Scientific classification
- Kingdom: Animalia
- Phylum: Chordata
- Class: Mammalia
- Infraclass: Placentalia
- Order: Rodentia
- Family: Sciuridae
- Tribe: Pteromyini
- Genus: Pteromyscus Thomas, 1908
- Species: P. pulverulentus
- Binomial name: Pteromyscus pulverulentus (Günther, 1873)

= Smoky flying squirrel =

- Authority: (Günther, 1873)
- Conservation status: EN
- Parent authority: Thomas, 1908

Species of rodent

The smoky flying squirrel (Pteromyscus pulverulentus) is a species of rodent in the family Sciuridae. It is monotypic within the genus Pteromyscus. It is found in parts of Brunei, Indonesia, Peninsular Malaysia, and southern Thailand, but its range may be more extensive than currently mapped. Their natural habitat is subtropical or tropical dry forests. It is listed as an endangered species because of estimated population loss of 50% in past and future, judging from extensive and rapid habitat loss.

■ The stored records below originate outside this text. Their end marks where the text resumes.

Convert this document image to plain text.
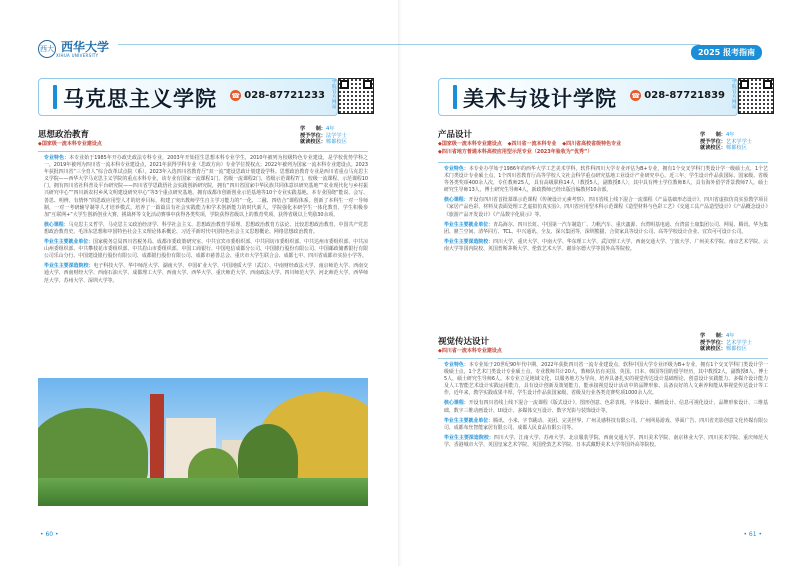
西大 西华大学
XIHUA UNIVERSITY
马克思主义学院 ☎ 028-87721233
学院官方网站
思想政治教育
◆国家级一流本科专业建设点
学　　制：4年
授予学位：法学学士
就读校区：郫都校区
专业特色：本专业始于1985年开办政史政法专科专业，2003年开始招生思想本科专业学生，2010年被列为校级特色专业建设，是学校优势学科之一。2019年被列为四川省一流本科专业建设点，2021年获得学科专业（思政方向）专业学位授权点；2022年被列为国家一流本科专业建设点。2023年获批四川省“三全育人”综合改革试点院（系）。2023年入选四川省教育厅“双一流”建设思政计划建设学科。思想政治教育专业是西川省重点马克思主义学院——西华大学马克思主义学院的重点本科专业，该专业有国家一流课程1门、省级一流课程2门、省级示范课程7门，校级一流课程、示范课程10门。拥有四川省社科普及平台研究院——四川省学思践悟社会实践创新研究院，拥有“四川省国家中华民族共同体意识研究基地”“农业现代化与乡村振兴研究中心”“四川新农村乡风文明建设研究中心”等3个重点研究基地。拥有成都市创新创业示范基地等10个专业实践基地。本专业围绕“能说、会写、善思、明辨、有情怀”的思政应用型人才的培养目标，构建了突出教师学生自主学习能力的“一化、二融、四结合”课程体系。创新了本科生一对一导师制，一对一考研辅导制等人才培养模式。培养了一篇篇具有社会实践能力和学术创新能力的时代新人，学院强化本研学生一体化教育，学生积极参加“互联网+”大学生创新创业大赛，挑战杯等文化活动赛事中获得各类奖项，学院获得省级以上的教育奖项，获得省级以上奖励30余项。
核心课程：马克思主义哲学、马克思主义政治经济学、科学社会主义、思想政治教育学原理、思想政治教育方法论、比较思想政治教育、中国共产党思想政治教育史、毛泽东思想和中国特色社会主义理论体系概论、习近平新时代中国特色社会主义思想概论、网络思想政治教育。
毕业生主要就业单位：国家税务总局四川省税务局、成都市委政策研究室、中共宜宾市委组织部、中共同坊市委组织部、中共达州市委组织部、中共凉山州委组织部、中共攀枝花市委组织部、中共眉山市委组织部、中国工商银行、中国电信成都分公司、中国银行股份有限公司、中国邮政储蓄银行有限公司乐山分行、中国建设银行股份有限公司、成都银行股份有限公司、成都市慈善总会、重庆市大学生联合会、成都七中、四川省成都市实验小学等。
毕业生主要深造院校：电子科技大学、华中师范大学、湖南大学、中国矿业大学、中国地质大学（武汉）、中南财经政法大学、南京师范大学、西南交通大学、西南财经大学、西南石油大学、成都理工大学、西南大学、西华大学、重庆师范大学、西南政法大学、四川师范大学、河北师范大学、西华师范大学、苏州大学、深圳大学等。
• 60 •
2025 报考指南
美术与设计学院 ☎ 028-87721839
学院官方网站
产品设计
◆国家级一流本科专业建设点 ◆四川省一流本科专业 ◆四川省高校省级特色专业 ◆四川省地方普通本科高校应用型示范专业（2023年验收为“优秀”）
学　　制：4年
授予学位：艺术学学士
就读校区：郫都校区
专业特色：本专业办学始于1986年的西华大学工艺美术学科，软件科四川大学专业评估为B+专业，拥有1个交叉学科门类设计学一级硕士点，1个艺术门类设计专业硕士点，1个四川省教育厅高等学校人文社会科学重点研究基地工业设计产业研究中心。近三年，学生设计作品获国际、国家级、省级等各类奖项400余人次，专任教师25人，具有高级职称14人（教授5人，副教授8人），其中具有博士学位教师8人，具有海外留学背景教师7人，硕士研究生导师13人，博士研究生导师4人，新政教师已经出版自编教材10余部。
核心课程：开设有四川省首批慕课示范课程《传统设计元素考察》，四川省线上线下混合一流课程《产品基础形态设计》，四川省虚拟仿真实验教学项目《家居产品色彩、材料及表面处理工艺虚拟仿真实验》、四川省应用型本科示范课程《造型材料与色彩工艺》《交通工具产品造型设计》《产品概念设计》《旅游产品开发设计》《产品数字化展示》等。
毕业生主要就业单位：青岛海尔、四川长虹、中国第一汽车制造厂、力帆汽车、重庆鑫源、台湾明基电通、台湾富士康集团公司、网易、腾讯、华为集团、鼎兰空间、清华同方、TCL、中兴通讯、全友、深兴集团等，深圳熊猫、合资家具等设计公司、高等学校设计企业、宜宾可可设计公司。
毕业生主要深造院校：四川大学、重庆大学、中南大学、华东理工大学、武汉理工大学、西南交通大学、宁波大学、广州美术学院、南京艺术学院、云南大学等国内院校、英国普斯茅斯大学、伦敦艺术大学、谢菲尔德大学等国外高等院校。
视觉传达设计
◆四川省一流本科专业建设点
学　　制：4年
授予学位：艺术学学士
就读校区：郫都校区
专业特色：本专业始于20世纪90年代中期，2022年获批四川省一流专业建设点，软科中国大学专业评级为B+专业，拥有1个交叉学科门类设计学一级硕士点，1个艺术门类设计专业硕士点，专业教师共计20人，教师队伍有美国、英国、日本、韩国等国的留学经历，其中教授2人，副教授8人，博士5人，硕士研究生导师6人。本专业立足地域文化，以服务地方为导向，培养具备扎实的视觉传达设计基础理论、创意设计实践能力、多媒介设计能力及人工智能艺术设计实践运用能力，具有设计创新及策划能力，能承接视觉设计活动中的品牌形象、具备良好的人文素养和能从事视觉传达设计等工作，近年来，教学实践成果丰厚，学生设计作品获国家级、省级及行业各类竞赛奖项1000余人次。
核心课程：开设有四川省线上线下混合一流课程《版式设计》，图形创意、色彩表现、字体设计、插画设计、信息可视化设计、品牌形象设计、三维基础、数字三维动画设计、UI设计、多媒体交互设计、数字光影与装饰设计等。
毕业生主要就业单位：腾讯、小米、字节跳动、美团、完美世界、广州灵感科技有限公司、广州网易游戏、界面广告、四川省光影创意文化传媒有限公司、成都布丝智能家居有限公司、成都人民食品有限公司等。
毕业生主要深造院校：四川大学、江南大学、苏州大学、北京服装学院、西南交通大学、四川美术学院、南京林业大学、四川美术学院、重庆师范大学、香港城市大学、英国皇家艺术学院、英国伦敦艺术学院、日本武藏野美术大学等国外高等院校。
• 61 •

Its average body length ranges from 22 centimetres to 29 centimetres (cm). Their tails range from 18 to 23 centimetres, feet range from 38 to 45 millimetres (mm), and ears range from 17 to 23 millimetres. In total, the smoky flying squirrel weights approximately 5 to 9 ounces (oz).

According to records of sightings from Borneo and Malaysia, the species is only rarely sighted even in primary/pristine forest, although it lives mainly in these conditions. A threat to the smoky flying squirrel population is habitat loss due to low elevational range, restricting or preventing long-distance gliding needed to maintain a large range. Smoky flying squirrels usually eat fruits, nuts, and fungi found on nocturnal forays through the trees.